Monday, October 1, 2012

MV-22 Osprey arrives in Okinawa: No residents want it there

Yesterday the U.S. Marine Corps deployed the first 6 of 24 MV-22 Osprey's to Okinawa after being made flight ready at Iwakuni Marine air station in Yamaguchi prefecture.

Futenma Marine Corp air station is located in the middle of Ginowan   a densely populated city in Okinawa.  Laocated right next to the  air station is a university where a helicopter crashed in 2004 and an elementary school.  Residents of the city believe that given its location and the large population which surrounds the base its only a matter of time before there is an accident involving these aircraft which have proven to have a spotty safety record since they were widely deployed.



Their delayed arrival in Okinawa, which hosts more than half of the 47,000 US troops in Japan, came after Tokyo said it was satisfied by Washington's assurances over the aircraft's safety record.
The transport aircraft's tilt rotors allow it to take off and land like a helicopter and cruise like a plane. The US says the fleet at Futenma is needed to replace ageing CH-46 aircraft and improve its ability to respond to security crises in the Asia-Pacific region.

Controversy

The V-22's development process has been long and controversial, partly due to its large cost increases.[49] The V-22's development budget was first planned for $2.5 billion in 1986, then increased to a projected $30 billion in 1988.[31] As of 2008, $27 billion had been spent on the Osprey program and another $27.2 billion will be required to complete planned production numbers by the end of the program.[24]
Its [The V-22's] production costs are considerably greater than for helicopters with equivalent capability—specifically, about twice as great as for the CH-53E, which has a greater payload and an ability to carry heavy equipment the V-22 cannot... an Osprey unit would cost around $60 million to produce, and $35 million for the helicopter equivalent.
—Michael E. O'Hanlon, 2002.[50]
The V-22 squadron's former commander at Marine Corps Air Station New River, Lieutenant Colonel Odin Lieberman, was relieved of duty in 2001 after allegations that he instructed his unit that they needed to falsify maintenance records to make the plane appear more reliable.[24][51] Three officers were later implicated in the falsification scandal.[49]
The aircraft is incapable of autorotation to make a safe landing in helicopter mode if both engines fail.
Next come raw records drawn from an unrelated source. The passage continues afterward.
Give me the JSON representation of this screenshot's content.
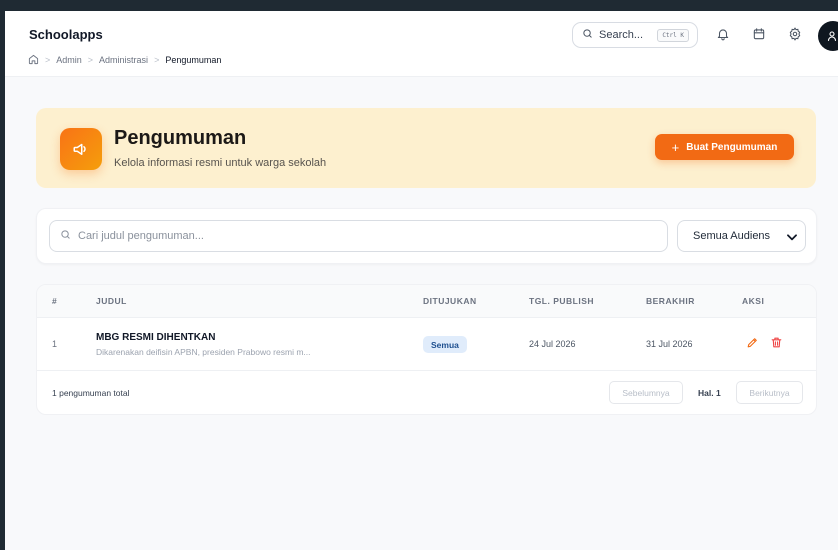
{
  "app": {
    "title": "Schoolapps"
  },
  "breadcrumb": {
    "items": [
      "Admin",
      "Administrasi",
      "Pengumuman"
    ]
  },
  "search": {
    "label": "Search...",
    "shortcut": "Ctrl K"
  },
  "banner": {
    "title": "Pengumuman",
    "subtitle": "Kelola informasi resmi untuk warga sekolah",
    "create_button": "Buat Pengumuman"
  },
  "filter": {
    "placeholder": "Cari judul pengumuman...",
    "audience_selected": "Semua Audiens"
  },
  "table": {
    "headers": {
      "num": "#",
      "title": "JUDUL",
      "target": "DITUJUKAN",
      "publish": "TGL. PUBLISH",
      "end": "BERAKHIR",
      "actions": "AKSI"
    },
    "rows": [
      {
        "num": "1",
        "title": "MBG RESMI DIHENTKAN",
        "desc": "Dikarenakan deifisin APBN, presiden Prabowo resmi m...",
        "target": "Semua",
        "publish": "24 Jul 2026",
        "end": "31 Jul 2026"
      }
    ],
    "total": "1 pengumuman total",
    "pagination": {
      "prev": "Sebelumnya",
      "page": "Hal. 1",
      "next": "Berikutnya"
    }
  },
  "colors": {
    "accent": "#f26a14",
    "banner_bg": "#fdf0cf",
    "badge_bg": "#e0ecfb",
    "delete": "#ef4444"
  },
  "icons": [
    "home-icon",
    "search-icon",
    "bell-icon",
    "calendar-icon",
    "gear-icon",
    "user-icon",
    "megaphone-icon",
    "plus-icon",
    "chevron-down-icon",
    "edit-icon",
    "trash-icon"
  ]
}
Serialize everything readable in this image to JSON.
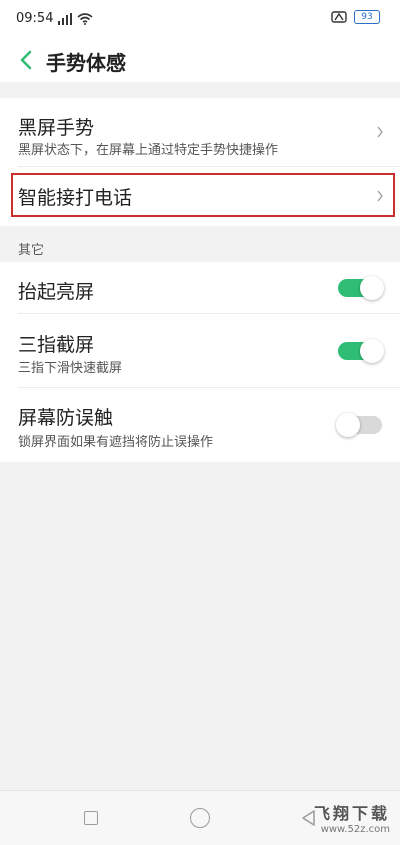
{
  "status_bar": {
    "time": "09:54",
    "battery": "93"
  },
  "header": {
    "title": "手势体感"
  },
  "gestures": {
    "black_screen": {
      "title": "黑屏手势",
      "subtitle": "黑屏状态下，在屏幕上通过特定手势快捷操作"
    },
    "smart_call": {
      "title": "智能接打电话"
    }
  },
  "others": {
    "section_label": "其它",
    "raise_wake": {
      "title": "抬起亮屏",
      "enabled": true
    },
    "three_finger": {
      "title": "三指截屏",
      "subtitle": "三指下滑快速截屏",
      "enabled": true
    },
    "anti_touch": {
      "title": "屏幕防误触",
      "subtitle": "锁屏界面如果有遮挡将防止误操作",
      "enabled": false
    }
  },
  "colors": {
    "accent": "#2fbd76",
    "highlight_border": "#c9302c"
  },
  "icons": [
    "back-arrow-icon",
    "signal-icon",
    "wifi-icon",
    "battery-icon",
    "chevron-right-icon",
    "recents-icon",
    "home-icon",
    "back-icon"
  ],
  "watermark": {
    "brand": "飞翔下载",
    "url": "www.52z.com"
  }
}
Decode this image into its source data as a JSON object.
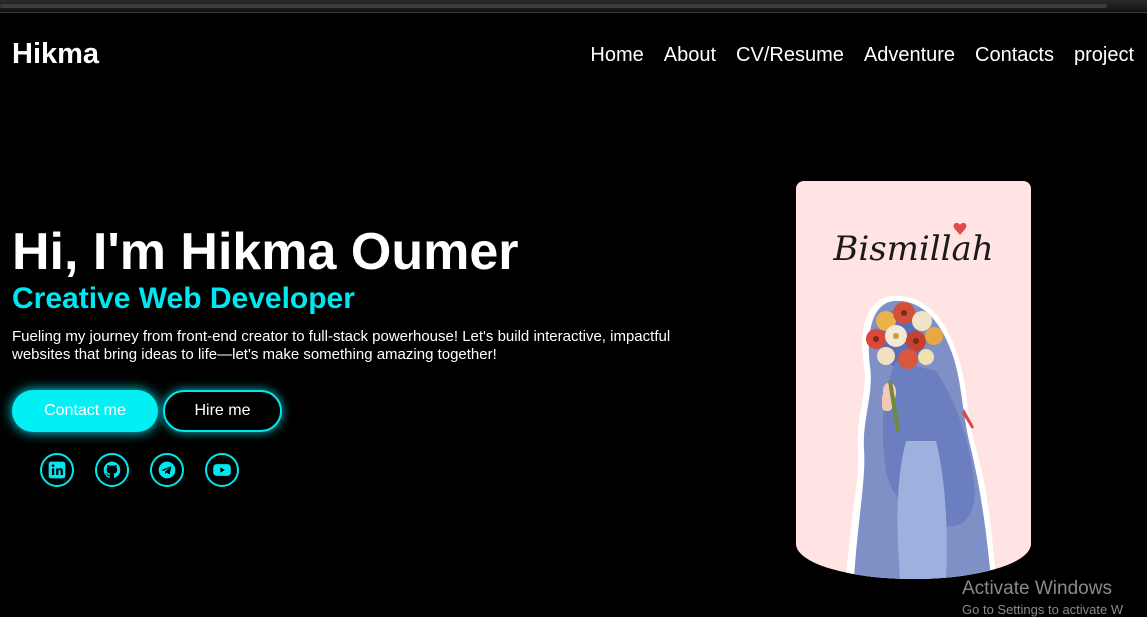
{
  "brand": {
    "name": "Hikma"
  },
  "nav": {
    "items": [
      "Home",
      "About",
      "CV/Resume",
      "Adventure",
      "Contacts",
      "project"
    ]
  },
  "hero": {
    "title": "Hi, I'm Hikma Oumer",
    "subtitle": "Creative Web Developer",
    "description": "Fueling my journey from front-end creator to full-stack powerhouse! Let's build interactive, impactful websites that bring ideas to life—let's make something amazing together!",
    "contact_label": "Contact me",
    "hire_label": "Hire me"
  },
  "social": [
    "linkedin-icon",
    "github-icon",
    "telegram-icon",
    "youtube-icon"
  ],
  "portrait": {
    "caption": "Bismillah"
  },
  "watermark": {
    "title": "Activate Windows",
    "subtitle": "Go to Settings to activate W"
  },
  "colors": {
    "accent": "#00e8ef",
    "background": "#000000",
    "portrait_bg": "#ffe4e3"
  }
}
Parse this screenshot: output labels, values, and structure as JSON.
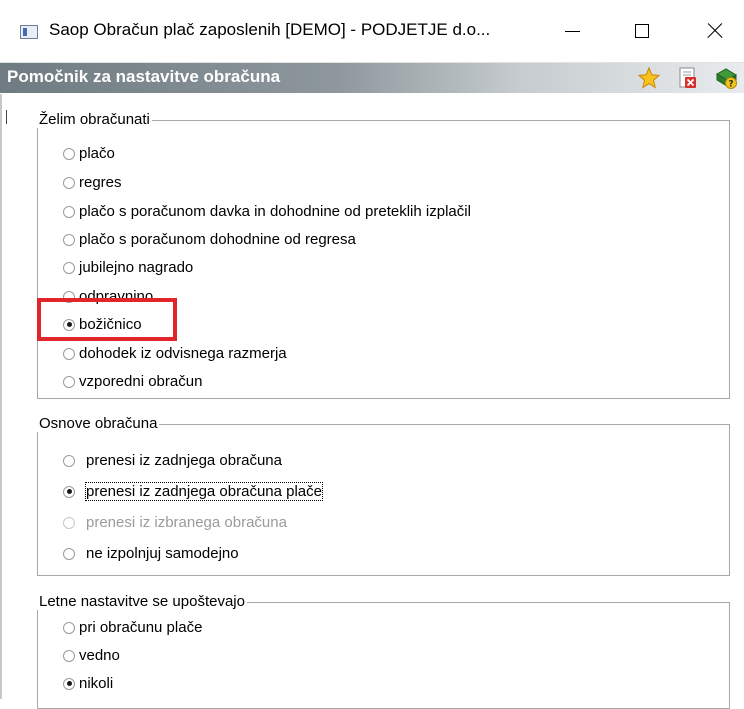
{
  "window": {
    "title": "Saop Obračun plač zaposlenih [DEMO] - PODJETJE d.o...",
    "controls": [
      "minimize",
      "maximize",
      "close"
    ]
  },
  "header": {
    "title": "Pomočnik za nastavitve obračuna",
    "icons": [
      "star-icon",
      "document-close-icon",
      "help-icon"
    ]
  },
  "groups": {
    "obracunati": {
      "legend": "Želim obračunati",
      "options": [
        {
          "label": "plačo",
          "checked": false
        },
        {
          "label": "regres",
          "checked": false
        },
        {
          "label": "plačo s poračunom davka in dohodnine od preteklih izplačil",
          "checked": false
        },
        {
          "label": "plačo s poračunom dohodnine od regresa",
          "checked": false
        },
        {
          "label": "jubilejno nagrado",
          "checked": false
        },
        {
          "label": "odpravnino",
          "checked": false
        },
        {
          "label": "božičnico",
          "checked": true
        },
        {
          "label": "dohodek iz odvisnega razmerja",
          "checked": false
        },
        {
          "label": "vzporedni obračun",
          "checked": false
        }
      ]
    },
    "osnove": {
      "legend": "Osnove obračuna",
      "options": [
        {
          "label": "prenesi iz zadnjega obračuna",
          "checked": false,
          "disabled": false
        },
        {
          "label": "prenesi iz zadnjega obračuna plače",
          "checked": true,
          "disabled": false
        },
        {
          "label": "prenesi iz izbranega obračuna",
          "checked": false,
          "disabled": true
        },
        {
          "label": "ne izpolnjuj samodejno",
          "checked": false,
          "disabled": false
        }
      ]
    },
    "letne": {
      "legend": "Letne nastavitve se upoštevajo",
      "options": [
        {
          "label": "pri obračunu plače",
          "checked": false
        },
        {
          "label": "vedno",
          "checked": false
        },
        {
          "label": "nikoli",
          "checked": true
        }
      ]
    }
  },
  "colors": {
    "highlight": "#e2242b",
    "header_text": "#ffffff",
    "disabled_text": "#9b9b9b"
  }
}
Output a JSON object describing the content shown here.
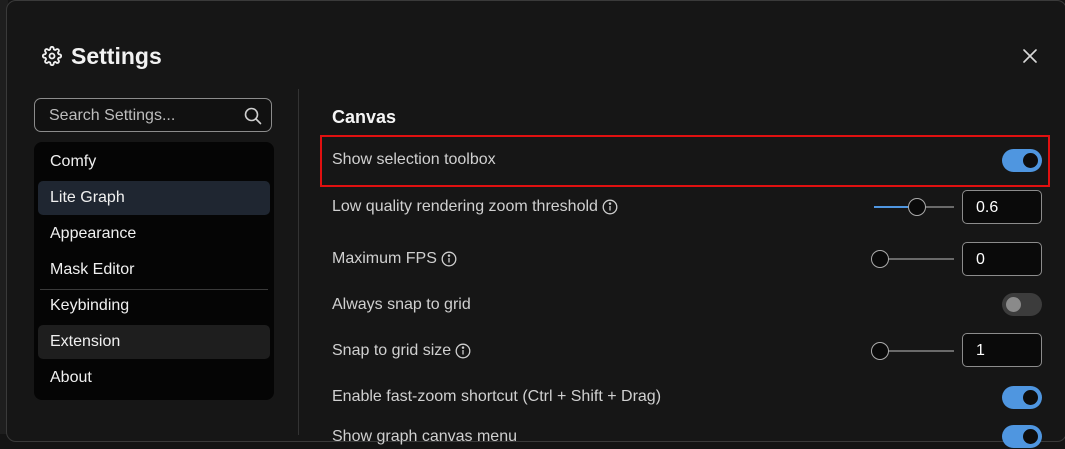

A director of the Pentagon's testing office in 2005 said that if the Osprey loses power while flying like a helicopter below 1,600 feet (490 m), emergency landings "are not likely to be survivable". But Captain Justin "Moon" McKinney, a V-22 pilot, says there is an alternative, "We can turn it into a plane and glide it down, just like a C-130".[46] A complete loss of power would require the failure of both engines, as one engine can power both proprotors via interconnected drive shafts.[52]While vortex ring state (VRS) contributed to a deadly V-22 accident, the aircraft is less susceptible to the condition than conventional helicopters based on flight testing.[5] But a GAO report stated the V-22 to be "less forgiving than conventional helicopters" during this phenomenon.[53] In addition, several test flights to explore the V-22's VRS characteristics in greater detail were canceled.[54] The Marines now train new pilots in the recognition of and recovery from VRS and have instituted operational envelope limits and instrumentation to help pilots avoid VRS conditions.[31][55]
With the first combat deployment of the MV-22 in October 2007, Time Magazine ran an article condemning the aircraft as unsafe, overpriced, and completely inadequate.[46] The Marine Corps responded by arguing that much of the article's data were dated, obsolete, inaccurate, and reflected expectations that ran too high for any new field of aircraft.[56]
The V-22 has a maximum rotor downwash speed above 80 knots, more than the 64 knots lower limit of a hurricane.[57][58] However, it is possible to fast rope from the V-22.[59]
Changes to the Osprey and its software have addressed 3 problems: hydraulic fires in the nacelles, vortex ring state, and unarmed landings in hostile territory


The reality is this: Residents of Okinawa can protest all they want but neither government be it in Tokyo or Washington will heed their demands.  As, this isn't about them or their concerns about  the air crafts safety worthiness its about America's next enemy China and the need to feed the military industrial complex.